The day after Donald Trump was elected president of the United States, hundreds of Richmond students walked out of class in protest.

Students led a lunchtime walkout at Richmond High School, one of several Bay Area high schools, including El Cerrito, Berkeley High and Bishop O’Dowd in Oakland, that took to the streets in protest.

A small group of Richmond High seniors came up with the idea to walk out. Students marched down 23rd Street to Macdonald Avenue, where they joined with middle school students from Lovonya DeJean, and then walked on to San Pablo Avenue and Cutting Boulevard, where they were joined by students from Kennedy High and later by students from Leadership. During the walkout, students shouted, “F_ck Donald Trump,” “He’s not my president,” and “It’s time for change.”

dsc_2409The walkout ended at Richmond City Hall, where everyone gathered on the grass and listened to more than 20 youth speak about how the election of Trump would impact their families. Many spoke about the need for unity.

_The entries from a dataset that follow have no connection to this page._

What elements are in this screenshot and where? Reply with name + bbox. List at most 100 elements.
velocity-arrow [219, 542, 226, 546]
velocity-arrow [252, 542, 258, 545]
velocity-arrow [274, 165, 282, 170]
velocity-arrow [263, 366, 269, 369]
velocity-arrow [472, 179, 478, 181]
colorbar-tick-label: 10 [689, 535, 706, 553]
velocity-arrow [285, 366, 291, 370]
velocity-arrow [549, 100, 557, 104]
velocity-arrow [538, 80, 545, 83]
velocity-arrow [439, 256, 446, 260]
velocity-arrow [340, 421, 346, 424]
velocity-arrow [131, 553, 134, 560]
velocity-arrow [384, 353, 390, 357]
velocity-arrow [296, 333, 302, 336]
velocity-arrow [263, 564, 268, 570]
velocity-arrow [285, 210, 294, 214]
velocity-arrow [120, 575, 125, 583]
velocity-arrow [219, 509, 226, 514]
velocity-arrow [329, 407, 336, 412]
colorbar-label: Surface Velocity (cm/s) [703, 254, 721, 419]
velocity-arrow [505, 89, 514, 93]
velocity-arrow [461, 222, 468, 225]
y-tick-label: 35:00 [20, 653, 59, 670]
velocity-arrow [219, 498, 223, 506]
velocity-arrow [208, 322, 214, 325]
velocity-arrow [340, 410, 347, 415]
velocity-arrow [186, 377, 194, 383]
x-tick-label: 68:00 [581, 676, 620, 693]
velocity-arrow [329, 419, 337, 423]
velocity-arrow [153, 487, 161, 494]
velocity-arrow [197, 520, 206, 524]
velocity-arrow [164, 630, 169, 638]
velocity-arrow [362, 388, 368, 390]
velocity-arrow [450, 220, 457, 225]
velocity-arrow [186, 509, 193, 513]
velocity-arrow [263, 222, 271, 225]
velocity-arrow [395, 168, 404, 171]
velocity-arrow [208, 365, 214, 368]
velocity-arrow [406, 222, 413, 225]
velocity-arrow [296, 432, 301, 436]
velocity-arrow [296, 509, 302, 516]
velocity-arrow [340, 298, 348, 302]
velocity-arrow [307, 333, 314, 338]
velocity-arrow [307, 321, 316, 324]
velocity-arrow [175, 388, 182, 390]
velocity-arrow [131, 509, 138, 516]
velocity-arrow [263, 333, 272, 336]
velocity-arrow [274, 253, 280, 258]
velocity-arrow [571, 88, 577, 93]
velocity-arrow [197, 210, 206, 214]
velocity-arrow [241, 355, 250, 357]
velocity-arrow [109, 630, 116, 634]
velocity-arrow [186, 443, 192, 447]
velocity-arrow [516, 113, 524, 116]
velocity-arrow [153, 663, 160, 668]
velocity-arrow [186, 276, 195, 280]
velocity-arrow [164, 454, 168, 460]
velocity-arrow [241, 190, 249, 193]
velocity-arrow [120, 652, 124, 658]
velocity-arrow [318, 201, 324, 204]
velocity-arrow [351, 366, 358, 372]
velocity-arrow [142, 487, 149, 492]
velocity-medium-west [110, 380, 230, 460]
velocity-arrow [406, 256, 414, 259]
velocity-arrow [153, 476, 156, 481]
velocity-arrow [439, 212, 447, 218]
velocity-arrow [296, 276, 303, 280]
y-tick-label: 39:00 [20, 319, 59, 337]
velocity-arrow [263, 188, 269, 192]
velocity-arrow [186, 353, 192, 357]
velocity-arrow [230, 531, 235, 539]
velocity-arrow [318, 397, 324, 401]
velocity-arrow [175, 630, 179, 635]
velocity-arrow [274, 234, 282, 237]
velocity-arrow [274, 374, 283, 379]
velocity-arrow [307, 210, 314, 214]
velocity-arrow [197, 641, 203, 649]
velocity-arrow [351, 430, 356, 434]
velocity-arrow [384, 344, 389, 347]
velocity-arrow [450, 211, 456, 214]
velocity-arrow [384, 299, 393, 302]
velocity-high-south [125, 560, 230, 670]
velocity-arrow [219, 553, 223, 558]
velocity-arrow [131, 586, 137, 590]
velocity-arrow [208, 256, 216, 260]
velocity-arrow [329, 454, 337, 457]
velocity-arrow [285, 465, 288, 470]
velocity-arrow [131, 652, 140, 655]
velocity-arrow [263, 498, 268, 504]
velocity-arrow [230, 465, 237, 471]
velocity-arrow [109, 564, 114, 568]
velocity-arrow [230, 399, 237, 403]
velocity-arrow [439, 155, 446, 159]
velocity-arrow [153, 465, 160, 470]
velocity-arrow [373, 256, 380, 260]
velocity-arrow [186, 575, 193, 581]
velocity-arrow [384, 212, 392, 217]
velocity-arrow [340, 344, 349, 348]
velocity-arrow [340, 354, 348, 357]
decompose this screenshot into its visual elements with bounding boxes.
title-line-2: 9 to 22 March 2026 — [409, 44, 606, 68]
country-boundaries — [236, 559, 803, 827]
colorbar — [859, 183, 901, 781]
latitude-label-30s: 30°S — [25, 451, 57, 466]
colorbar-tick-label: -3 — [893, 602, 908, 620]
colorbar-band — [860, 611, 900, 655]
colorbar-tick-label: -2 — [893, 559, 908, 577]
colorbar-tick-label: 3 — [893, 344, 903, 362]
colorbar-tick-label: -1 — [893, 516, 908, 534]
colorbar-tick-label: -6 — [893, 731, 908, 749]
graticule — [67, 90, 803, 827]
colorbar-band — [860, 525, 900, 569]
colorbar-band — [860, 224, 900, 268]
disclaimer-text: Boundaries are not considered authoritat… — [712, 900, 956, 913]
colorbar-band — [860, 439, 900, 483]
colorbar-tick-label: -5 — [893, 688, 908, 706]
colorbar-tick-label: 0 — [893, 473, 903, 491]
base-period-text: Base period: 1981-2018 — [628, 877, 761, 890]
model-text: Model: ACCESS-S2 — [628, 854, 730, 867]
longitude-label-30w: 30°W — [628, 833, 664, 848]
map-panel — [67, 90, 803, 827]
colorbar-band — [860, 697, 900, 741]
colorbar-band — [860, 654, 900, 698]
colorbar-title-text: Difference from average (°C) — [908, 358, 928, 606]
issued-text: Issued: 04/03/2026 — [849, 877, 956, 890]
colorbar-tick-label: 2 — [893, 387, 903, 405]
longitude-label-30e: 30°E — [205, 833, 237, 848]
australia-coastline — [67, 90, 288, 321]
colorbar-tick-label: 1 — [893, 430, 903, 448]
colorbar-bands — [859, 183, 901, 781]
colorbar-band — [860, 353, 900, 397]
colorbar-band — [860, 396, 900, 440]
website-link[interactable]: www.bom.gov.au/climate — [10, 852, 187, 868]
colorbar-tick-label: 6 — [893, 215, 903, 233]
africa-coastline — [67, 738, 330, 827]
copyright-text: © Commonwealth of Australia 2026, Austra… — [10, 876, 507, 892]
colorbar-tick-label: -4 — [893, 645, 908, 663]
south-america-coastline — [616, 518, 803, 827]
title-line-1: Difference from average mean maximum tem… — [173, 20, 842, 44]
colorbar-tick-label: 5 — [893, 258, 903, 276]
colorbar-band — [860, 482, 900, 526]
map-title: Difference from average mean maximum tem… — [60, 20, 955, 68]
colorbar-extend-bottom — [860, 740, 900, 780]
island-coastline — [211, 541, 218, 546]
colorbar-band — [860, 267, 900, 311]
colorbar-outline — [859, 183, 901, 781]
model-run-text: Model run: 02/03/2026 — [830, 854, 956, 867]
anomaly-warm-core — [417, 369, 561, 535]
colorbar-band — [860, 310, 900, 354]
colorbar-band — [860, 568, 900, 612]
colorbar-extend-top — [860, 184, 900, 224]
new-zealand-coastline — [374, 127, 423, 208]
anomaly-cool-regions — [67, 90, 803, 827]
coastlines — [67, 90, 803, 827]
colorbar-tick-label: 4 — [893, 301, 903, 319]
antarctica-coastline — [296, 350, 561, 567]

For many students, this was their first walkout.

“I’m here because I feel like it’s unjust for our country to be run by someone who has no political experience, who has been so racist… just spreading hate around the whole world,” said Crystal Pantoja, 17. “Although I did not vote, I feel like my voice matters.”

“We are supporting the people who came here from other places to have a better life,” said Viviana Guerra, 15.

“We don’t come out here to do bad stuff,” she said. “We come out here to do better. I don’t know why Trump is really racist about us. We’re over here working hard. Our parents wake up really early and come home really late, not even spending time with us.”

“It’s just not fair. He shouldn’t be president,” Guerra said.

Kennedy High School student Ameer Lakrizy, who is Muslim, said he was concerned about the reality of a Trump presidency. “Only God knows how he became president. It’s bad for me; it’s bad for us,” he said.

“Am I going to have to wear a badge, be sent back to my country? Are my Latino friends going to be sent back over a wall?” asked Lakrizy.

Lakrizy encouraged other people to keep speaking up. “Our voices have to be heard. Mine and everyone’s,” he said.